You're probably as aware as I am that there was a climatic/environment (with a possibly unknown and unquantifiable human input) change in Scotland, Ireland and elsewhere in NW Europe, when climate began wetter and cooler encouraging blanket bogs and killing native forest/woodland. If there is a return to a warmer drier regime which produced a return to woodland, sheep and deer permitting, would that be climate change with a human input or totally natural in your opinion?

Dec 17, 2015 at 8:00 AM | Unregistered CommenterSandyS

Raff, I'm used to saying the unsayable here, but I rely on veritas to protect me. I don't mind if people don't like what I say, as long as they can't prove it's wrong.

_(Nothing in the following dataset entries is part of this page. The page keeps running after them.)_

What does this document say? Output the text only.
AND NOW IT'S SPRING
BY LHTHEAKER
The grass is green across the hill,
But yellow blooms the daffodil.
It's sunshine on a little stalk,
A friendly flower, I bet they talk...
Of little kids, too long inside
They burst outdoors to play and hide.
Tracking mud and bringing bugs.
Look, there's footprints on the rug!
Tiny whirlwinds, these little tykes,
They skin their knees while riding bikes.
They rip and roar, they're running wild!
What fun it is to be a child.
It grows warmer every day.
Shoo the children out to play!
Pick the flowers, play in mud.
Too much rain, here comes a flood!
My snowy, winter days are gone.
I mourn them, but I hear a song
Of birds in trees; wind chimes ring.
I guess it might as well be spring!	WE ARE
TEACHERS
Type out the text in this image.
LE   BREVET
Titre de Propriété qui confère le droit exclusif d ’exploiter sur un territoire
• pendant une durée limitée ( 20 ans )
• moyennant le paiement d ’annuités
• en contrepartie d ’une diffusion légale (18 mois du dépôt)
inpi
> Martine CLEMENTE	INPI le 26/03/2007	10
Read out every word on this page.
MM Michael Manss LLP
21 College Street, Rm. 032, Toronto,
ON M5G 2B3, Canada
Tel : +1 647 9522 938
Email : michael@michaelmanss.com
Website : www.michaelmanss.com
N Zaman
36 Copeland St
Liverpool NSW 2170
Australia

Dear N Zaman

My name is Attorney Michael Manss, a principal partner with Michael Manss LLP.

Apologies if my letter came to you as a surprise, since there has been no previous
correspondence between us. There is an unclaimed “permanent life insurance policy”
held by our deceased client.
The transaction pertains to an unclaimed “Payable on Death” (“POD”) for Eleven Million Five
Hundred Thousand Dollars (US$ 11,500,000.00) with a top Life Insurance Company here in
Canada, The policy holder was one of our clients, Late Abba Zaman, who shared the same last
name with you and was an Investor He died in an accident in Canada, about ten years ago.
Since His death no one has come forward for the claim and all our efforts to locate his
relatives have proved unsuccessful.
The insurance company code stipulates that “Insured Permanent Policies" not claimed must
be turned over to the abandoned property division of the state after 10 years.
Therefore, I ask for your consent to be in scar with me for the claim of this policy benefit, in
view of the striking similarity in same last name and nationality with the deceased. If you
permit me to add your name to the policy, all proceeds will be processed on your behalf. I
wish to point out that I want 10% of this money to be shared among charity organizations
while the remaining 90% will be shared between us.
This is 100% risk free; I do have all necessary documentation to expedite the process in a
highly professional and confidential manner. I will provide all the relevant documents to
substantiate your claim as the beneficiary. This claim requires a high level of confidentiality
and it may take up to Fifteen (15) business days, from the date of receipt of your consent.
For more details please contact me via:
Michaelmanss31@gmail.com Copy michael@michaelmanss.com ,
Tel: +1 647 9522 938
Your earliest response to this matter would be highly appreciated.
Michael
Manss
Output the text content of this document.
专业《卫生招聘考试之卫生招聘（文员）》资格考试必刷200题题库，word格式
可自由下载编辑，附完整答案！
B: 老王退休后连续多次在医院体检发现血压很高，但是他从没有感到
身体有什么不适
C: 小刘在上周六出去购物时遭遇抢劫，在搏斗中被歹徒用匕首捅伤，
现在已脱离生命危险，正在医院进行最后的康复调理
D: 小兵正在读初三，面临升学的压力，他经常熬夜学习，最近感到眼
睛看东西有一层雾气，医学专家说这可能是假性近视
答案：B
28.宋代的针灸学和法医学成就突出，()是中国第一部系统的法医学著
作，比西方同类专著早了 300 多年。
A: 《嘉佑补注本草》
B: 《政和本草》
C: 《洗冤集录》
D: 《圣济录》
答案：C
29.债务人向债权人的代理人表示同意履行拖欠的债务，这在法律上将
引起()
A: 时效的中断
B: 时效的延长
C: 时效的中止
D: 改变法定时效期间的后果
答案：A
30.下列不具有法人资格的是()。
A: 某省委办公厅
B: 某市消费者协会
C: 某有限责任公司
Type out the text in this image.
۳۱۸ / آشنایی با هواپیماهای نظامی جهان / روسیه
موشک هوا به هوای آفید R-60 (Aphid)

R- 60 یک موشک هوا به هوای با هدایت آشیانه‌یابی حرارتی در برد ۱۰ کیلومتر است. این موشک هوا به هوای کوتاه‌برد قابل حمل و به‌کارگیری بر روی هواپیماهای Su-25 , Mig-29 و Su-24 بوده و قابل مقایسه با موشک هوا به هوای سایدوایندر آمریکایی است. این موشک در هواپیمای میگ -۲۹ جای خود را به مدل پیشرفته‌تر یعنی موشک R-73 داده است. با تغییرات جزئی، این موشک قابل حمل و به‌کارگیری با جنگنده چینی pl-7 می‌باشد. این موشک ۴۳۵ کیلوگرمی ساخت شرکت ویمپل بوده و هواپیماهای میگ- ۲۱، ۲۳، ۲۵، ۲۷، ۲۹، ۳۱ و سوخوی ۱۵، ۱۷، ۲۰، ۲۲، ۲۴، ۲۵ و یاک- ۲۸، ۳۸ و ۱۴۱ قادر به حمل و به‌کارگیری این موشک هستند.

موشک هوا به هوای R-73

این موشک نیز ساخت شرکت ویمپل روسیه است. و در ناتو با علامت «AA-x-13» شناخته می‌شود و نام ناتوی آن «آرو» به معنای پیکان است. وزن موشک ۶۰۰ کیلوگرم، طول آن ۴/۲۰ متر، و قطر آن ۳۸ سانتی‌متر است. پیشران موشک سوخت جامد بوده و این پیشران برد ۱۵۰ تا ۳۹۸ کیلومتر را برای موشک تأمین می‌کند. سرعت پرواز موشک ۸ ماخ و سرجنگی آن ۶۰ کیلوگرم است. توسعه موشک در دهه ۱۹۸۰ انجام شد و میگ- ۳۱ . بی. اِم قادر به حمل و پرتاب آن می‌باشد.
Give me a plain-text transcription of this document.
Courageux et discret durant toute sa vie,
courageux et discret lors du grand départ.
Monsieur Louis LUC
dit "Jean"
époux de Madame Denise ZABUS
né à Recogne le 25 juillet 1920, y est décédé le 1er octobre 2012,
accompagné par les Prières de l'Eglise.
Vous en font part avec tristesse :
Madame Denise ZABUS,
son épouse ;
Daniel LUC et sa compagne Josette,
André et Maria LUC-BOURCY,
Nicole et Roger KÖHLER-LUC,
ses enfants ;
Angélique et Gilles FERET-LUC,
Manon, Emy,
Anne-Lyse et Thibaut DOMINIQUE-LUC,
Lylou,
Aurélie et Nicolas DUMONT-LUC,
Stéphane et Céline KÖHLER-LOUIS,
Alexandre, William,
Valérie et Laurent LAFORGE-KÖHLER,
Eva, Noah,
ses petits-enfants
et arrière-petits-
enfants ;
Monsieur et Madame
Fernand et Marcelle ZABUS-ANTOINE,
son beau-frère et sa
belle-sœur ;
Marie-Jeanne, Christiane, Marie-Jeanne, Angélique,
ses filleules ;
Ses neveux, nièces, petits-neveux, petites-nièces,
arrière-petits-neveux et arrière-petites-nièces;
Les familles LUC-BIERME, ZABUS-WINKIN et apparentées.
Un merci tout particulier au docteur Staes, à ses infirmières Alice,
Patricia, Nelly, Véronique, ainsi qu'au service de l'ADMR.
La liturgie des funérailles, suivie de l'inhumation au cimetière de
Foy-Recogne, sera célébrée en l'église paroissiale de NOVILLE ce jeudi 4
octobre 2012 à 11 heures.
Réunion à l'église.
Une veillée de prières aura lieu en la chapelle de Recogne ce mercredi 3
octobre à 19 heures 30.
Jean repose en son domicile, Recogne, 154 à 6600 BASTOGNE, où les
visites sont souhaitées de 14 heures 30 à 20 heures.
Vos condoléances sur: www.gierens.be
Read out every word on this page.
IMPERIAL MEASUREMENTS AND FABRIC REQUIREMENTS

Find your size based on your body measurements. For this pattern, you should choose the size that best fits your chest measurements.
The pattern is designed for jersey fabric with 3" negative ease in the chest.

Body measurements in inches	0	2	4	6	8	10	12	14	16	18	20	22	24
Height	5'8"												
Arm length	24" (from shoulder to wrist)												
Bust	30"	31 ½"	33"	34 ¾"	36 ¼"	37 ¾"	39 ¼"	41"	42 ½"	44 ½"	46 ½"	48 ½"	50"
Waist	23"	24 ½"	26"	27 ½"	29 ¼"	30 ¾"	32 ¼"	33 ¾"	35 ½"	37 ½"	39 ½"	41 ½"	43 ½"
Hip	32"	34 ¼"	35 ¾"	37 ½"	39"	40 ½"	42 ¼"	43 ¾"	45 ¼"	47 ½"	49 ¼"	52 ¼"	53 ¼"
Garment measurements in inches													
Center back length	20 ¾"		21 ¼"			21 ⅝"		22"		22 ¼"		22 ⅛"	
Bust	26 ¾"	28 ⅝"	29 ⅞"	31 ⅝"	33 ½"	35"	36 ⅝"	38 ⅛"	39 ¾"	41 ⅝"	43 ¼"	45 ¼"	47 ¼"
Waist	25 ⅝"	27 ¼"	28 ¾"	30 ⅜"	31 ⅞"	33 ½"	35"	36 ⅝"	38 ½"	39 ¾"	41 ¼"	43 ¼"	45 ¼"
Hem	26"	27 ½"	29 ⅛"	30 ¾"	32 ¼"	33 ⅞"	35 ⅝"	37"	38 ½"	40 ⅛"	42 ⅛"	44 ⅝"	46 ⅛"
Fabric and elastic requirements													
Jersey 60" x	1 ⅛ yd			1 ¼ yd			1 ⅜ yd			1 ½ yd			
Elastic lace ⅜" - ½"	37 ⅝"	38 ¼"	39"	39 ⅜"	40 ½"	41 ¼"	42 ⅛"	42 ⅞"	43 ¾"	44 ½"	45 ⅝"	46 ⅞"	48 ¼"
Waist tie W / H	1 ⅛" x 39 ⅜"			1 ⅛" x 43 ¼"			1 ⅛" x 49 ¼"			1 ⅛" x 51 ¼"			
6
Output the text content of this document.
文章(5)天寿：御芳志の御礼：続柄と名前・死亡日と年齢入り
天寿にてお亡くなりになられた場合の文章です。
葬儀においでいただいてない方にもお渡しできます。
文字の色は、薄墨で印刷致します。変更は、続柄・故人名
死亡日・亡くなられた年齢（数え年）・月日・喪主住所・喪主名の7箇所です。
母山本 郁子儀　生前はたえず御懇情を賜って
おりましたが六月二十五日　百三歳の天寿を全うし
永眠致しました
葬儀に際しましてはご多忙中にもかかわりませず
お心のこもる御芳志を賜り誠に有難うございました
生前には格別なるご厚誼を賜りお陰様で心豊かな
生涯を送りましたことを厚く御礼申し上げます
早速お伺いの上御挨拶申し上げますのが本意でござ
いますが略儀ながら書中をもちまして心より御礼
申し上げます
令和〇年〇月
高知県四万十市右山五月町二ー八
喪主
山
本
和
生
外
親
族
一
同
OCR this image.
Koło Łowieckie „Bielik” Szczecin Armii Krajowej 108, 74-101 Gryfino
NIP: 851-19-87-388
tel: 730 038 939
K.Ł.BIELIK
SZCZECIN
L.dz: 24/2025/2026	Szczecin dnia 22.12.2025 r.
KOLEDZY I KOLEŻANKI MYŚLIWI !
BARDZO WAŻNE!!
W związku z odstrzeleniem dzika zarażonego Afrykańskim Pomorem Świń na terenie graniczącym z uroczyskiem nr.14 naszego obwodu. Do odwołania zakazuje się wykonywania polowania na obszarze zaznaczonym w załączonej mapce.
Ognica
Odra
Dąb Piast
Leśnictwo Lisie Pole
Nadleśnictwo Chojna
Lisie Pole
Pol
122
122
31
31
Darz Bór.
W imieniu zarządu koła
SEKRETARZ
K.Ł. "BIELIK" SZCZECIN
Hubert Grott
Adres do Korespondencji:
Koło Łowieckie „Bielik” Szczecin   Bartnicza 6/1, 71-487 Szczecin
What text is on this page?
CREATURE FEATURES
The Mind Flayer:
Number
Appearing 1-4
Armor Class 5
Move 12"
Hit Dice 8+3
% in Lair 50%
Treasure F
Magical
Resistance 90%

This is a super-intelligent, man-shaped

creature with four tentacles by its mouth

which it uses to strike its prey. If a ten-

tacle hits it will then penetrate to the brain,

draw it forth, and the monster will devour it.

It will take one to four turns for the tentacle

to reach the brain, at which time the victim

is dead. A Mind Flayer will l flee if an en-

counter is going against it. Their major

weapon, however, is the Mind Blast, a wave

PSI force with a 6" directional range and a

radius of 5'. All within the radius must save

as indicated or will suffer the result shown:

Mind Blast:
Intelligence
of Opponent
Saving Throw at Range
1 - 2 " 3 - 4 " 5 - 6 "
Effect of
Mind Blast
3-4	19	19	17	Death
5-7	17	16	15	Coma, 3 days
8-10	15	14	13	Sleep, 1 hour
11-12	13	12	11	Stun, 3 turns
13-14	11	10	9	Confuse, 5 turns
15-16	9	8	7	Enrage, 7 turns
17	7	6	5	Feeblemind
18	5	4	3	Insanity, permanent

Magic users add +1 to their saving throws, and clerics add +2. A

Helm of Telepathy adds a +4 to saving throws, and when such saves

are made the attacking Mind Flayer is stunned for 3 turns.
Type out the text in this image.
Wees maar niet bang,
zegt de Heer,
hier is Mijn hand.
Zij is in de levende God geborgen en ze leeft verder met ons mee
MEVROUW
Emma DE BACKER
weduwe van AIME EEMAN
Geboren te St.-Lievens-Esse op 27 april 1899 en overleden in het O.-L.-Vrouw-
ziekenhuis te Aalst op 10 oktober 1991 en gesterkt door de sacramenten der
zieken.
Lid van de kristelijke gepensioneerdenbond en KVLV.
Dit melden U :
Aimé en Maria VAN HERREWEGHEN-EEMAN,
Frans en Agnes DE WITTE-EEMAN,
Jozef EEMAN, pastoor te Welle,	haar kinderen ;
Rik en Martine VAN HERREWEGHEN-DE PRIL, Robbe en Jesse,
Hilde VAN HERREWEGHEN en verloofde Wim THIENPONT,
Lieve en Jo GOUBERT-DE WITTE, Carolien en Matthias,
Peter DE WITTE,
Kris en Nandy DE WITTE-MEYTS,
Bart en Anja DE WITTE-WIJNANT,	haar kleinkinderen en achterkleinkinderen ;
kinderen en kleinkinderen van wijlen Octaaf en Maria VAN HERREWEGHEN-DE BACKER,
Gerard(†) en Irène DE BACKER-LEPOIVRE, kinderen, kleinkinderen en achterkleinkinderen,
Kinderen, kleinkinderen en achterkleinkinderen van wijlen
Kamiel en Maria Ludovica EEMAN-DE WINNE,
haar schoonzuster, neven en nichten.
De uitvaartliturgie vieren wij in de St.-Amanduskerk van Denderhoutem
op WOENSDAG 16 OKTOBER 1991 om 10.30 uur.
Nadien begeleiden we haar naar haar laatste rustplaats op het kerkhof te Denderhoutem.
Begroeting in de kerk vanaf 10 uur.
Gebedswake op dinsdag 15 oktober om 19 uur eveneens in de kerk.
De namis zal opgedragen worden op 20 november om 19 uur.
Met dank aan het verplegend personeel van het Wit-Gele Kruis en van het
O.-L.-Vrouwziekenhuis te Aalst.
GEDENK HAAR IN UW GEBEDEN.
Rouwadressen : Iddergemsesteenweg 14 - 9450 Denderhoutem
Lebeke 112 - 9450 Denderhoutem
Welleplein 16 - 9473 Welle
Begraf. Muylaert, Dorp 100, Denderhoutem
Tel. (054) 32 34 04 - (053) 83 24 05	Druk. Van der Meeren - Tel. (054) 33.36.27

I try not to dislike people I disagree with, and I hope they extend the same effort.

Dec 17, 2015 at 9:00 AM | Unregistered CommenterTheBigYinJames

Sandy,

If there is a return to a warmer drier regime which produced a return to woodland, sheep and deer permitting, would that be climate change with a human input or totally natural in your opinion?

Well, let me start by saying I have given my main criteria for concern/alarm - rapid upward trends in temperature and extreme climate.

I'd only be worried by a change in regional climate if it was rapid. As you say, we don't really know the extent which human deforestation since the Neolithic led to the creation of moorland and bogs, and how much was environmental, so we can't really use that sort of thing as a barometer of changing regional climate.

My example of the grape growing was more to illustrate that a one-off event happening in history cannot be used to proxy the temperature, because we need the frequency of these events not the existence of them.

Dec 17, 2015 at 9:10 AM | Unregistered CommenterTheBigYinJames

What might persuade me to change my mind - and worry?

Successful non-trivial predictions from global warming theorists. Too many have failed. Two failures come to mind: ice-free Arctic by 2014; temperature increasing by 0.3C per decade. No doubt there are others (examples welcome). Also welcome would be examples of suitable predictions which await verification.